Perhaps you’ve been to that house where the goods were left out on the table or counter. There are rainbow streaks over the furniture and faded marks on the walls where the parents tried to remove the evidence of Crayola chaos. I wasn’t going to be that parent, and that wasn’t going to be my home.
So today the kids are at the table with two jars full of crayons. After they grew tired of that, I pulled out some mini markers that my husband had brought home from his work. They seemed to be dried out, but that was perfect for the kids. They were adding to their masterpieces, and I had a free moment to sort through some cupboards a mere ten feet away. Five minutes later I went to see how their artwork was coming along. YIKES! Pen all over the table and the back of the chairs. I went to that high octave place, “WHAT ARE YOU DOING?”

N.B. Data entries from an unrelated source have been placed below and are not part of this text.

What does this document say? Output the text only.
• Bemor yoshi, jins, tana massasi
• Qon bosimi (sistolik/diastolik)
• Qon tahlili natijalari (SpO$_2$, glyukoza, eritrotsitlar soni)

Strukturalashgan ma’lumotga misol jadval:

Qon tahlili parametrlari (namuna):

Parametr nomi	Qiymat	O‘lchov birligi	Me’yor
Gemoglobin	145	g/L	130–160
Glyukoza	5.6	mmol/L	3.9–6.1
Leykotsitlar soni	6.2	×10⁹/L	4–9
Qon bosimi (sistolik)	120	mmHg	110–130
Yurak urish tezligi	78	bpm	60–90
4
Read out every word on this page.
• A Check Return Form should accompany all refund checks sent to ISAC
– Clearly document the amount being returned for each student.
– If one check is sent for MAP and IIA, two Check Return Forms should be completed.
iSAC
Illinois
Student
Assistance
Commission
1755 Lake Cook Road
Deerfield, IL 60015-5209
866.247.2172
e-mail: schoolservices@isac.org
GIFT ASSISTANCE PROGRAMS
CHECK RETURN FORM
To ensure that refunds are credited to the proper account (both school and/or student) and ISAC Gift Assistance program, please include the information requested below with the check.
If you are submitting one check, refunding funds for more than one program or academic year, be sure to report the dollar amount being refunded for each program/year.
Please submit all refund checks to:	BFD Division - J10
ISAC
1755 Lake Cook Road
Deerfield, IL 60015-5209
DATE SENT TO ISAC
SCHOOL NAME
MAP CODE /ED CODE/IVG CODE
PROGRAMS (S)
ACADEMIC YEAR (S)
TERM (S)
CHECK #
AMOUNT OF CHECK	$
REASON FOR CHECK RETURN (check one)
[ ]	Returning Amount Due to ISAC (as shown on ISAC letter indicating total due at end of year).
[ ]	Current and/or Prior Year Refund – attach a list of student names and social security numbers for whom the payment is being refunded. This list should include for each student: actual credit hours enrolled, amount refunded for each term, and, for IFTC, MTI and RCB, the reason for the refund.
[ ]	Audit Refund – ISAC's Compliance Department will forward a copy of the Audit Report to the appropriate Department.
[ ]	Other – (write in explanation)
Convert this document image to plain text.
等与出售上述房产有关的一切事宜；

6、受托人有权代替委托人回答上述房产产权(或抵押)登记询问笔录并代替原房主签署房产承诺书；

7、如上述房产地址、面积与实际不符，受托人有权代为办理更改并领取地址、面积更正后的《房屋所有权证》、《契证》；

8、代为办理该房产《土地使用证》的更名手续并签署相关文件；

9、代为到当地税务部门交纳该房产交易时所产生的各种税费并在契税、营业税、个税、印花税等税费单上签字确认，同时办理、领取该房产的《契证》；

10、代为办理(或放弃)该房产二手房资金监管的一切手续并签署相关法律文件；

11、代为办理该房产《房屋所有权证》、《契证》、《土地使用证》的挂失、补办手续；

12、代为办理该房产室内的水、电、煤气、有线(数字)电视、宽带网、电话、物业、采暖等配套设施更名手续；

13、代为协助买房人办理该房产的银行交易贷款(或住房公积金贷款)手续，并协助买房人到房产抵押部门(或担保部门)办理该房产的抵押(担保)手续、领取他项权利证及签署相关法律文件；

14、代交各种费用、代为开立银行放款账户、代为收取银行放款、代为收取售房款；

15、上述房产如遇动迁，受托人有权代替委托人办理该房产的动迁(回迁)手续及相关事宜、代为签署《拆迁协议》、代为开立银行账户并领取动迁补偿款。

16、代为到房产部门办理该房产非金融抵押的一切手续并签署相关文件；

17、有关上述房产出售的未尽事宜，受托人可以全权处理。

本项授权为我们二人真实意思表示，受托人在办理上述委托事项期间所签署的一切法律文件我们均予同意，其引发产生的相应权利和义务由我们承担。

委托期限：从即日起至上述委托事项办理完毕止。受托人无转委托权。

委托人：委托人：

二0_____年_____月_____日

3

Fortunately, it wasn’t anything that a little rubbing alcohol couldn’t remove. It was hard to tell if this was a collective work from both kids, or the mischief of a two-year-old Picasso. I know full well that when the kids are ultra-quiet that it usually means that all concentration is going into some sort of messy endeavor. It reminds me that if I want a pristine house then I shouldn’t turn my head, and if I want a sane mind then I will let go of that illusory belief that my children will always color where they should. I’ve been trying to teach my kids to make great mistakes – over and over again – for learning’s sake and this is all part of it, right? And I am thankful that my kids opt for something other than the art media of choice of the twin boys who lived across the street from me as a child – excrement and vaseline, painted on their bedroom walls.
In the end, some of that pen actually did get on the paper.